In chapter 7 we explored the role of P-gp and BCRP in renal regeneration by bone marrow– derived stem cells. Enhanced green fluorescent protein (eGFP)-labeled bone marrow cells isolated from wild type mice, P-gp-deficient mice and BCRP-deficient mice were transplanted into wild type recipient mice. The findings indicate that absence of P-gp or BCRP in the donor bone marrow stimulates renal regeneration in the recipient mice after ischemic reperfusion injury. As a proof of principle that bone marrow cells are important and that the transporters play a crucial role in renal repair, bone marrow from wild type animals was transplanted in BCRP-deficient mice. Without transplantation, these knockout mice are protected against AKI, but interestingly, after transplantation, renal injury and loss of function were observed after ischemic injury. The presence of BCRP and most likely also P-gp, seems to hamper renal (tubular) remodeling by bone marrow cells and the ischemic resistance observed in both knockout mice must originate from (specific populations of) bone marrow cells that promote tissue repair. Analysis of the bone marrow composition revealed that the number of macrophages and granulocytes was increased in P-gp- and BCRP-deficient mice. Moreover, also the amount of endothelial progenitor cells was increased, which possibly fuels the remodeling process.

During the last years, a great deal of attention has been focused on the use of bone marrow- derived stem cells in tissue regeneration, in which the differentiation capacity of bone marrow stem cells into diverse non-hematopoietical cells was shown.
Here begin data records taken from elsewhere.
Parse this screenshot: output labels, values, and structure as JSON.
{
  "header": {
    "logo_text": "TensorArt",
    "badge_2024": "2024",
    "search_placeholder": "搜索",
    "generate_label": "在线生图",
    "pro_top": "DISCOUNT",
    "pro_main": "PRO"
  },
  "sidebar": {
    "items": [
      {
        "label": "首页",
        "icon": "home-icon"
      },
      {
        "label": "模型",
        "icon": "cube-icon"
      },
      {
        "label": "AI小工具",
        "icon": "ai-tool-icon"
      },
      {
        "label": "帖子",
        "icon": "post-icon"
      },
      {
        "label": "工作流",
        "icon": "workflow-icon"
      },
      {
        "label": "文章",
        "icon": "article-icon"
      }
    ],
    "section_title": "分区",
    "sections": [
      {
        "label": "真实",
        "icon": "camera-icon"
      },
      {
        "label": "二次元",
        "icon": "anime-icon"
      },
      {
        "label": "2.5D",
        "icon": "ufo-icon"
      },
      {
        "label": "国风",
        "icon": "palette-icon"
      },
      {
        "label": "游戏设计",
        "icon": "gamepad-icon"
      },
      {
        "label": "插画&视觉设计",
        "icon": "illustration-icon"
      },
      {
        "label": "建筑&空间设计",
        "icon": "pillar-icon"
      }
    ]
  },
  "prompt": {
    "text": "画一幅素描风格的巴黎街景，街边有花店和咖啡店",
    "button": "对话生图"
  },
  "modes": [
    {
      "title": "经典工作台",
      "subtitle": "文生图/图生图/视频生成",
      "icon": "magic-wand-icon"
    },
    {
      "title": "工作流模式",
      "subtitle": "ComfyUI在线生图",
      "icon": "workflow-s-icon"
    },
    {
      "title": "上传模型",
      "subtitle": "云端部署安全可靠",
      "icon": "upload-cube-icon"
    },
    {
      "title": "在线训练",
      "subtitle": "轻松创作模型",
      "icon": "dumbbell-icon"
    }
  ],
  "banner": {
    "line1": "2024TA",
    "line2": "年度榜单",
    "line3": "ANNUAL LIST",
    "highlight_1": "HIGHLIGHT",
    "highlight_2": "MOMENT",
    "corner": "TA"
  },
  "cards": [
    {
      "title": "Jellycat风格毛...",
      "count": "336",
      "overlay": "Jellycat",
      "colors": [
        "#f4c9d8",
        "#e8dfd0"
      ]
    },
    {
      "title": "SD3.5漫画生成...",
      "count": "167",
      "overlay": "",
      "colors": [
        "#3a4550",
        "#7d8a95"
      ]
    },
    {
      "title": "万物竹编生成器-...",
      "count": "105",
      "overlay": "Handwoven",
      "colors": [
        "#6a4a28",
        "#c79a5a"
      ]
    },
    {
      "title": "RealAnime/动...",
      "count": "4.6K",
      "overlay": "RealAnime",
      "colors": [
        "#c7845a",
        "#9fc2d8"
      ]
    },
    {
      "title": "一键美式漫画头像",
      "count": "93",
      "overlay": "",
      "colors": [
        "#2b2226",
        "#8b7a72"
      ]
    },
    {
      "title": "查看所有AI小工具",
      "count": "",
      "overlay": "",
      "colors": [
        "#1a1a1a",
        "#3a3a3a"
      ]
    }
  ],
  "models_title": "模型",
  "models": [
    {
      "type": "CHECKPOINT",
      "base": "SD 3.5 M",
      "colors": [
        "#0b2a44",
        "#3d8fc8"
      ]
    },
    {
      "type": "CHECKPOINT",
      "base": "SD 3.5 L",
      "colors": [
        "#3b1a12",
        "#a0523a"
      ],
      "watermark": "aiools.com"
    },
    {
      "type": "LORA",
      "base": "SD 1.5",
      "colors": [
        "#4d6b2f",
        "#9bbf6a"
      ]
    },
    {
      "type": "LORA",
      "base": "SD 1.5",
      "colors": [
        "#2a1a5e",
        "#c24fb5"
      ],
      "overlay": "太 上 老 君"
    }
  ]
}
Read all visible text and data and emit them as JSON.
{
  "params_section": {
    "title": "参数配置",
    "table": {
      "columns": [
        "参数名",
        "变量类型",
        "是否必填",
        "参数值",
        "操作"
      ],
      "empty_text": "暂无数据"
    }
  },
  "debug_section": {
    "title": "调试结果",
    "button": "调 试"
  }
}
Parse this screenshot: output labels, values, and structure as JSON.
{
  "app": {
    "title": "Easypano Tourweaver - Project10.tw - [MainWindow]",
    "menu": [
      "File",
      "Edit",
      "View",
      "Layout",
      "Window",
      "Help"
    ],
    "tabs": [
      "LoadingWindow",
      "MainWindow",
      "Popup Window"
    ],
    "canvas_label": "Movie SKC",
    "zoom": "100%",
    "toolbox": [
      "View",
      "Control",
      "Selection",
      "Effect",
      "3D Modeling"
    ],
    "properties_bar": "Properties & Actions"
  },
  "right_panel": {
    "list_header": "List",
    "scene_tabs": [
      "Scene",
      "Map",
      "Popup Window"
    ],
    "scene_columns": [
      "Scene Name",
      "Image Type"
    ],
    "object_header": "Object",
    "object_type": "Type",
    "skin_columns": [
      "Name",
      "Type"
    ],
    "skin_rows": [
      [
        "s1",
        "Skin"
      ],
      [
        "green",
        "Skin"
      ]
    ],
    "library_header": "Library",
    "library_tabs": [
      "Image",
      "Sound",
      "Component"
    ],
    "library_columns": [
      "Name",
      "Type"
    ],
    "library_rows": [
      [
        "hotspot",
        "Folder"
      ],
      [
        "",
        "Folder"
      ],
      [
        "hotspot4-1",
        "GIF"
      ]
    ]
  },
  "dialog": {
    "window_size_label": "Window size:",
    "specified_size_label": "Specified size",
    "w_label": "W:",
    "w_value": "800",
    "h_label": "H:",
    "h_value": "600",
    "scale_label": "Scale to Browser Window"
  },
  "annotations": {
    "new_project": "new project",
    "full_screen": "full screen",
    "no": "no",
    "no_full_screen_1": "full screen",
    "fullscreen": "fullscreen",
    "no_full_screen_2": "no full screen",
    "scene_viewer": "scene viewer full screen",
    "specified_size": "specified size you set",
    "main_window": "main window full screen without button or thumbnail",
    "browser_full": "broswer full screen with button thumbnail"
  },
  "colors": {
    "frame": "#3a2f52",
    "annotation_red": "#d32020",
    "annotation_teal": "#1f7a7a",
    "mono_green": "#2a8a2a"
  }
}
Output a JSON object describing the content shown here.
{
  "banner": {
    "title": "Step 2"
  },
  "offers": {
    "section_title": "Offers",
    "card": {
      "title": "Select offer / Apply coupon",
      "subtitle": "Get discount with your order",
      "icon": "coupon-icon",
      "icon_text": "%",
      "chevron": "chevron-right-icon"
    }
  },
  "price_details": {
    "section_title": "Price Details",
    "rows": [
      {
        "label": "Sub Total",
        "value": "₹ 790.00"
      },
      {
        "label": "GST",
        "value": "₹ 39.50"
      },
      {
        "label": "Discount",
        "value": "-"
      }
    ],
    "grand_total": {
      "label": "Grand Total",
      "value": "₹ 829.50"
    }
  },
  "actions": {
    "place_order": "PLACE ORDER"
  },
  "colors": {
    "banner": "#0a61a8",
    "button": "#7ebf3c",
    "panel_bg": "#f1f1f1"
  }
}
Within the bone marrow, a rare cell population, called the multipotent adult progenitor cells (MAPCs), is localized, which has the capacity to differentiate into mesenchymal lineages but also into endothelium, neuroectoderm and endoderm. Their capacity to differentiate towards renal cells was, however, still unknown. In chapter 8, we determined this capacity under influence of basic- Fibroblast Growth Factor, Tumor Growth Factor-α, Leukocyte Inhibitory Factor and Hepatocyte Growth Factor. After initiating differentiation during culturing, morphology of the MAPCs, as well as gene and protein expression of specific renal (tubular) epithelial markers, confirm the differentiation of MAPCs towards renal epithelial cells. These findings were

supported further by an increased alkaline phosphatase and P-gp activities, indicative for renal proximal tubular cells. The ability of MAPCs to differentiate towards renal cells might be a new strategy in the treatment of kidney disease, which needs to be explored further.